With hold, the wheels are held in place between moves. Even if it didn’t perfectly reach 90 degrees the first time, it will still aim for 180 the next time, since it can assume that you didn’t intend to move the wheels.

Combine movements without stopping

Instead of choosing one of the stop modes, you can choose continue moving. When you do, the robot won’t decelerate as it approaches the block’s destination like it normally does. Instead, it will keep going. This means the robot is still at speed when it begins to execute the next block. So the next command does not have to accelerate either and just keeps going. It’s as if sequential moves are blended together.

Try it out by modifying the program for the oval you made earlier. It should complete the oval much more quickly since it does not have to stop and accelerate four times.

Drive in an oval shape with two straights and two half-circles as before, but don't stop after each movement.
Drive in an oval shape with two straights and two half-circles as before, but don't stop after each movement.

If you use a sequence of movements like this, be sure to have the final block stop using one of the stop modes as shown above. Otherwise, it would just keep driving forever until you use another block to stop it.

Using continue is mainly useful to combine straights with larger curves. Going at full speed into a tight or in-place turn is not a good idea, as the wheels must suddenly slow down, causing them to slip.

Drive forever (until you change course)

So far, each movement block completed when your chosen distance or turn angle was reached. In many cases, the exact distance is unknown in advance. For example, you might want to keep driving until you detect an obstacle, whenever that is.

This is where the forever mode of the drive block comes in, as shown in the following example. Instead of a distance or turn angle, you choose the drive speed (mm/s) and turn rate (deg/s) that it should maintain “forever”. That is, until you tell it to do something else or the program ends.

Driving forever, until you tell the robot to do something else.
Driving forever, until you tell the robot to do something else.

In this example, the robot keeps driving as it continues with the next blocks in your program. In this case, those include a wait block to pause the program for a second and then a stop block to stop driving. Then it starts another move. In the stop block, you can choose one of the three stop modes, which work the same as discussed for other movements earlier.

In the next chapters, you’ll use this technique to wait for a certain sensor value to be reached, instead of waiting a fixed number of seconds.

Don’t forget the mechanics

When your robot doesn’t quite move like it should, it’s not always a coding issue. Your robot design is really important too!

Iterate with your design as much as with your code.
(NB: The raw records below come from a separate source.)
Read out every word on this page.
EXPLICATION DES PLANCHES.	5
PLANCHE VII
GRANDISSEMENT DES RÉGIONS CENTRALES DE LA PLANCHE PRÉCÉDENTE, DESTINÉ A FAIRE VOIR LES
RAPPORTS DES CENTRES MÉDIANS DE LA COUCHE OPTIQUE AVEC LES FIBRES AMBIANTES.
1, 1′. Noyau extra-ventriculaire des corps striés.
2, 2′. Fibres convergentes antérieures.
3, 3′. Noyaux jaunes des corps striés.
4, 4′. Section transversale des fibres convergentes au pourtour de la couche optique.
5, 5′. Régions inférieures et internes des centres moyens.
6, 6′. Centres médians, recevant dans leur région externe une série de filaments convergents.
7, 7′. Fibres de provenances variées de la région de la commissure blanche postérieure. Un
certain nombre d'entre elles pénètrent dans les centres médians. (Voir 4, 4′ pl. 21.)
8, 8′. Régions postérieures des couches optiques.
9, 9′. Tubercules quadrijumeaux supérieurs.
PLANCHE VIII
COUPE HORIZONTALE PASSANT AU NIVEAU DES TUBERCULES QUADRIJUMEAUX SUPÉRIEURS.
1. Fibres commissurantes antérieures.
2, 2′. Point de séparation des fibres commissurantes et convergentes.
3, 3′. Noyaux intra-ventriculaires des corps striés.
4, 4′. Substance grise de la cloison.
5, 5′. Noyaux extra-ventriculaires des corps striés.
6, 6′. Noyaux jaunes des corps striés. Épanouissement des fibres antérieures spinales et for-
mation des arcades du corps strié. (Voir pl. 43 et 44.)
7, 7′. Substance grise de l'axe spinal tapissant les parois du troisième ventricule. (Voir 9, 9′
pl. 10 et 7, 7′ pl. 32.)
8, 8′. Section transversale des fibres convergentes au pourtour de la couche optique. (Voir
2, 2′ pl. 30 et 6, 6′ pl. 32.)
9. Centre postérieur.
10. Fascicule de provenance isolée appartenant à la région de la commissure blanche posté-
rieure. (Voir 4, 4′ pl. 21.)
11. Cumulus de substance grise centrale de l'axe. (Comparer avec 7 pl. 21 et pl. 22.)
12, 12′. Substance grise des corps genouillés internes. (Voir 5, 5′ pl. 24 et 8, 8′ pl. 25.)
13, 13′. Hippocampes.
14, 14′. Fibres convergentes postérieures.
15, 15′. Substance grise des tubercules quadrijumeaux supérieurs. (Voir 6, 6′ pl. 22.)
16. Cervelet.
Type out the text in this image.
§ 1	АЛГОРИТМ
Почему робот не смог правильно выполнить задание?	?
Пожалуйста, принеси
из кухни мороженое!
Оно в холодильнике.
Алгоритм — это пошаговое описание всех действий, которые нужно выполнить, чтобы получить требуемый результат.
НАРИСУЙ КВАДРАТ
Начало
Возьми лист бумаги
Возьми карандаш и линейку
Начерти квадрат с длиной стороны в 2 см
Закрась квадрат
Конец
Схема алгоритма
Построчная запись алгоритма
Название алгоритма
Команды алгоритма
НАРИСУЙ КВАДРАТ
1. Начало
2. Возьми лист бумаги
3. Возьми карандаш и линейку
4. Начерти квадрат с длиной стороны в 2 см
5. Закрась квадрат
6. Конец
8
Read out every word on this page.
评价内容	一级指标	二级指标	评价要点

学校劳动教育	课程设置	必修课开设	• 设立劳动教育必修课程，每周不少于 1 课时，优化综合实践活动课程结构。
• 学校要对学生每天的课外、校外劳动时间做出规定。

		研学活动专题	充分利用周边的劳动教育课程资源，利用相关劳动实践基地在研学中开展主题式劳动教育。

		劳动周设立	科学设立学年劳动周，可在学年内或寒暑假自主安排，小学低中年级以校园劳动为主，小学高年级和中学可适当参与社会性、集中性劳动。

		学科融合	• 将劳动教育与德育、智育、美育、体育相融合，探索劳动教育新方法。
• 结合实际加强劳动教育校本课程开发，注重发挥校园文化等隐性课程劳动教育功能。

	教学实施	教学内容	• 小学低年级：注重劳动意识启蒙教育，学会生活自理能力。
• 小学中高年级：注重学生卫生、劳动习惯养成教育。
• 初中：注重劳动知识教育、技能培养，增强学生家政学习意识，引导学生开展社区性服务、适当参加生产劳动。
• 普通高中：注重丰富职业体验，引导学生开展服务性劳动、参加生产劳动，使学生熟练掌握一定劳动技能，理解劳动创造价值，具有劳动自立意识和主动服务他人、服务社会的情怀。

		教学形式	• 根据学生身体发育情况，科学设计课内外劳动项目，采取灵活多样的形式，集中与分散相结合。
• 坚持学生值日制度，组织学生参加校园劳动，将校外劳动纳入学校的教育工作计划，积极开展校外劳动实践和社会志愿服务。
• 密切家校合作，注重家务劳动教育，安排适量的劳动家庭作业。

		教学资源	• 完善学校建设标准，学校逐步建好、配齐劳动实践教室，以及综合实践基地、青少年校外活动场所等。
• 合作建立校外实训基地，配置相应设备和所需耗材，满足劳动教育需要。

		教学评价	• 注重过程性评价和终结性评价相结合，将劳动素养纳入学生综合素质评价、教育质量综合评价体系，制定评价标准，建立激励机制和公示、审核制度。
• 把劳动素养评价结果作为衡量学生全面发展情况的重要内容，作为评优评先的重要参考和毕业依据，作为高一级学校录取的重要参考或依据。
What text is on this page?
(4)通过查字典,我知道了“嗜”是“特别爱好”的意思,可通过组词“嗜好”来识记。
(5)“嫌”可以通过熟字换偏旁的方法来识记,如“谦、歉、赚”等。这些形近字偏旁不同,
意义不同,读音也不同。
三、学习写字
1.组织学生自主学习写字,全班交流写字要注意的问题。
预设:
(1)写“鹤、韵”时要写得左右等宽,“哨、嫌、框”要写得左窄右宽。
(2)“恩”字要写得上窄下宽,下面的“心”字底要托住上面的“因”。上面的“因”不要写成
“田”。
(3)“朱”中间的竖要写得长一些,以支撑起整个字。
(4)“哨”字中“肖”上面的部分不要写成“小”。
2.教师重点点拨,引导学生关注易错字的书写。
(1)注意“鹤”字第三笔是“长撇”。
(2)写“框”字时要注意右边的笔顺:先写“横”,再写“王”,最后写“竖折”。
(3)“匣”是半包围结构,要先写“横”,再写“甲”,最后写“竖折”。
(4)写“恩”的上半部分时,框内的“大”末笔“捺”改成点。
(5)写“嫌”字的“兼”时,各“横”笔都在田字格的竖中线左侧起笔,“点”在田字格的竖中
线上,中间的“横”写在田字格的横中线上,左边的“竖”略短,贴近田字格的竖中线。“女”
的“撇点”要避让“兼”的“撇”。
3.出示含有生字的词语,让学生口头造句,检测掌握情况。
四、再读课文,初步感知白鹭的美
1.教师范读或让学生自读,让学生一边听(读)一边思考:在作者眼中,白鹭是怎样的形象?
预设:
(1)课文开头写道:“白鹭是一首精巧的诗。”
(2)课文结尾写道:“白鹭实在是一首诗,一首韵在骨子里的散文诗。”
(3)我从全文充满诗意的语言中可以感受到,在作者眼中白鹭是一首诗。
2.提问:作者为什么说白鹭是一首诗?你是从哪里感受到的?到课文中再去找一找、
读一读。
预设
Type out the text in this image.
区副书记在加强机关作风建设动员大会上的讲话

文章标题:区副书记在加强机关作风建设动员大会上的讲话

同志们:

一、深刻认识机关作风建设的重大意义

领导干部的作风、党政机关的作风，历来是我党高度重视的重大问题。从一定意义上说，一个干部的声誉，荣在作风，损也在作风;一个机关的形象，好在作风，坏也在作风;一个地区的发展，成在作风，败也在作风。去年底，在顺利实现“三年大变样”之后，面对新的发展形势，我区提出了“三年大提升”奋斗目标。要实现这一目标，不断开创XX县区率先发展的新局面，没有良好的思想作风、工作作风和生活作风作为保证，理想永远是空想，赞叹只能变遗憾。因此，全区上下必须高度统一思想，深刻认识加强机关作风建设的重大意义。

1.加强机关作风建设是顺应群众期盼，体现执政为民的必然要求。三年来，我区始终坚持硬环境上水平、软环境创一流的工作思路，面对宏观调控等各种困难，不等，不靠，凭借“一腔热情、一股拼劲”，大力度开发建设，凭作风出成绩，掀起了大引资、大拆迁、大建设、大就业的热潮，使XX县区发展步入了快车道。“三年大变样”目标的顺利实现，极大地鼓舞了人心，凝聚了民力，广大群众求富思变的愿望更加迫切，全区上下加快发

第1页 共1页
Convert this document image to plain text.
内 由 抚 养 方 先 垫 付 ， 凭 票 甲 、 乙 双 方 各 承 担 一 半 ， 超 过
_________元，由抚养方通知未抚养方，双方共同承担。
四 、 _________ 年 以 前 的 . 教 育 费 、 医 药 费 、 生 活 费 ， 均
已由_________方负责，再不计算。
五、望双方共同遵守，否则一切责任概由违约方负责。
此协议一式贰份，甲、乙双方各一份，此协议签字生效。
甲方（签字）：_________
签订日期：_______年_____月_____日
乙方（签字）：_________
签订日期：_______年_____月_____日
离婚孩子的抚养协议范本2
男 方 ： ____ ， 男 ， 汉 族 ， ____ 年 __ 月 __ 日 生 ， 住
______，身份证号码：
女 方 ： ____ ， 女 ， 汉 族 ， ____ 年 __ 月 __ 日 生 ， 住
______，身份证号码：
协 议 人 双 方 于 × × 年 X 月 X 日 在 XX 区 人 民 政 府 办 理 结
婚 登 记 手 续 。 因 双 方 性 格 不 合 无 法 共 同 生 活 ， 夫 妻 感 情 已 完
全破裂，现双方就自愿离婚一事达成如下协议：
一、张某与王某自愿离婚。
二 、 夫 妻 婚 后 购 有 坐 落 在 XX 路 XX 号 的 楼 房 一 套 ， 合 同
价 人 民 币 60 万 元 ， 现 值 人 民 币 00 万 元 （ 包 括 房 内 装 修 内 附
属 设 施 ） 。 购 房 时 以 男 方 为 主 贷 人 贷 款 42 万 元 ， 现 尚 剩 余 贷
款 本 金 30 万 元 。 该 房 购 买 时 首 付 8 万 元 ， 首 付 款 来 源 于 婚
If something doesn’t work, document it with pictures, videos, and notes about why it didn’t work. Don’t be scared to take things apart! Take pictures as you disassemble it. You can always view them in reverse if you want to rebuild your previous design.

Challenge #3.3.I: What’s in a diameter? ⸺ Given a target distance of 1000 mm, can you work out how far both wheels need to turn to get there? Write down your estimate. Try it out with a small program, and count the number of revolutions of the white marker on the wheel. Did you get it right? Discuss ⸺ Why does the robot need to know what the wheel diameter and wheelbase are? What happens if you make one value way too small or way too big? What if you use bigger wheels?

Challenge #3.3.J: Turning point ⸺ A conventional car is quite different from your LEGO robot. It drives using an engine or motors and it steers by turning the front wheels. Can you draw a top-view diagram like the one above, but for a car? Be sure to draw exactly how the front wheels are positioned and add arrows to indicate the direction of travel. How is it different from your LEGO robot? Why can a car not turn in place? Is this also true for a 4x4 vehicle? How could you modify a car to turn in place? Discuss ⸺ In your diagram, draw straight lines through the front and rear wheel axles. How many intersections do you get, and what is the meaning of these point(s)? Research ⸺ Search for Ackermann steering geometry. Can you build something like it with LEGO bricks?